Utz Brands is investing in both its marketing and supply chain capabilities as the company continues to operate in growth mode.
The Hanover, PA-based snack company, which grew net sales 17.5% to $350.1 million in the second quarter, is significantly shifting its marketing spend to more dynamic and nimble activities and further away from the multi-year sponsorships of the past, said Dylan Lissette Utz CEO, in a call with investors. As a result, Utz will increase its consumer pool marketing spend by about 40%, primarily in the second half of the year.
Utz includes such brands as On the Border, Chips & Dips, Golden Flake, and Zapp’s in its portfolio, and in addition to leaning into user-generated content across its social media platforms, it also intends to extend its voice to consumers through both advanced targeting of media and earned reach.

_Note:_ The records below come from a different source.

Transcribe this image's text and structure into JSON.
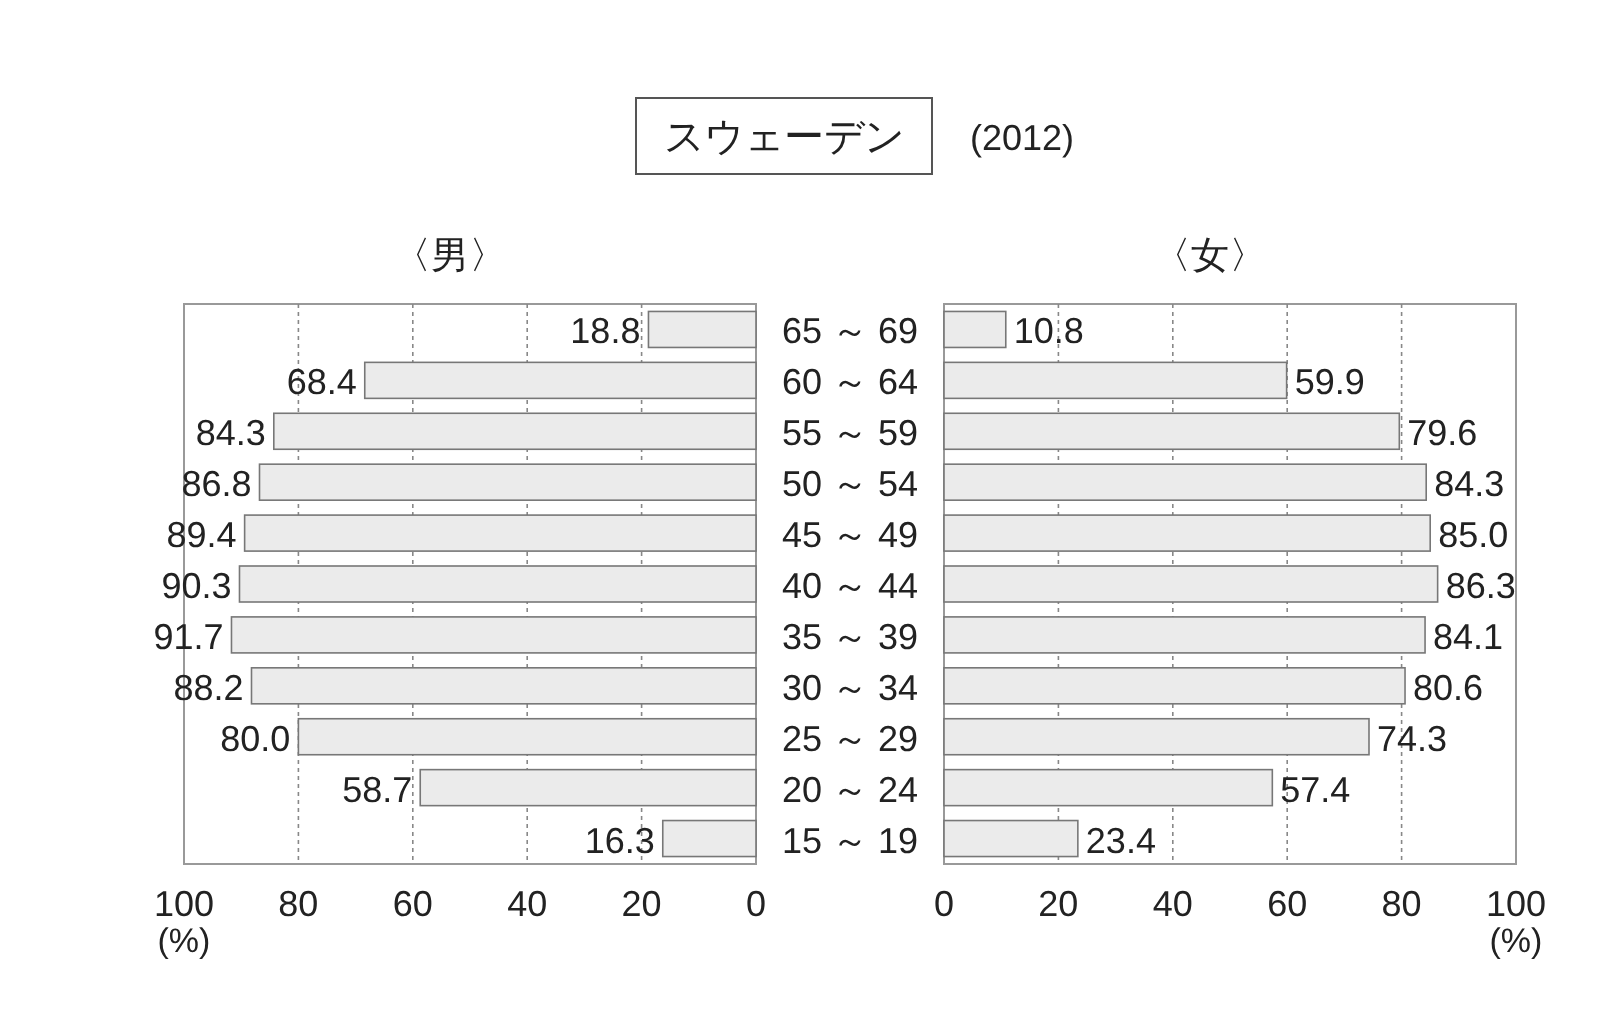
{
  "chart_data": [
    {
      "type": "other",
      "title": "スウェーデン",
      "subtitle": "(2012)"
    },
    {
      "type": "bar",
      "orientation": "horizontal",
      "title": "〈男〉",
      "categories": [
        null,
        null,
        null,
        null,
        null,
        null,
        null,
        null,
        null,
        null,
        null
      ],
      "values": [
        18.8,
        68.4,
        84.3,
        86.8,
        89.4,
        90.3,
        91.7,
        88.2,
        80.0,
        58.7,
        16.3
      ],
      "value_labels": [
        "18.8",
        "68.4",
        "84.3",
        "86.8",
        "89.4",
        "90.3",
        "91.7",
        "88.2",
        "80.0",
        "58.7",
        "16.3"
      ],
      "color": "#ebebeb",
      "xlim": [
        100,
        0
      ],
      "xticks": [
        100,
        80,
        60,
        40,
        20,
        0
      ],
      "xlabel": "(%)",
      "grid": "x"
    },
    {
      "type": "bar",
      "orientation": "horizontal",
      "title": "〈女〉",
      "categories": [
        "65 ～ 69",
        "60 ～ 64",
        "55 ～ 59",
        "50 ～ 54",
        "45 ～ 49",
        "40 ～ 44",
        "35 ～ 39",
        "30 ～ 34",
        "25 ～ 29",
        "20 ～ 24",
        "15 ～ 19"
      ],
      "values": [
        10.8,
        59.9,
        79.6,
        84.3,
        85.0,
        86.3,
        84.1,
        80.6,
        74.3,
        57.4,
        23.4
      ],
      "value_labels": [
        "10.8",
        "59.9",
        "79.6",
        "84.3",
        "85.0",
        "86.3",
        "84.1",
        "80.6",
        "74.3",
        "57.4",
        "23.4"
      ],
      "color": "#ebebeb",
      "xlim": [
        0,
        100
      ],
      "xticks": [
        0,
        20,
        40,
        60,
        80,
        100
      ],
      "xlabel": "(%)",
      "grid": "x"
    }
  ]
}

“[W]e are finding success in connecting and engaging with our fans on high attention platforms,” noted Lissette. “Our social media following of both the Utz brand and the Zapp's brand has more than doubled since the start of this year. And we are connecting in a deeper way with consumers through driven marketing, to provide the right message to the right consumer at the right moment at the right place, and then measuring the impact.”
The company went public in 2020 and though Lissette said there hasn’t been a big difference in how it’s operating, it is evolving a few strategies. For one thing, Utz has historically spent very little in terms of marketing and media to drive its brands, he said. “And we want to look for ways that we can increase that over time.”
To support this expansion, the company continues to invest in its supply chain and productivity initiatives, both of which it expects to help offset inflation. It will primarily focus on manufacturing efficiencies, logistics, and packaging and product design, and it’s transforming how it approaches demand and supply planning, according to company leaders.
“We are making great progress in our productivity programs, and I'm confident that these actions along with strategic price pack architecture initiatives will result in structural improvements that will drive meaningful long-term margin benefit to the company,” said Ajay Kataria, executive VP and CFO.
Kataria noted that the company’s supply chain is improving thanks to enhanced manufacturing, logistics, and planning capabilities, increasing throughput and efficiencies.
“Our recent acquisition integrations are on track and are allowing us to scale our manufacturing capabilities to efficiently support strong demand for our power brands portfolio,” he added. “Our recent investments in technology are helping to unlock insights that enable several margin enhancing work streams.”
While they’re not out of the woods when it comes to supply chain disruption, things are stabilizing, Kataria said, and the company has “built a lot of muscle around how to tackle that.” The combination of these investments and price increases has enabled the company to offset inflation.
“In our supply chain, manufacturing, logistics, distribution, we made people investments. And we are also optimizing enhancing our manufacturing footprint. So, all of those things, all the actions that we have taken have really helped us from a cost and financial standpoint,” he noted.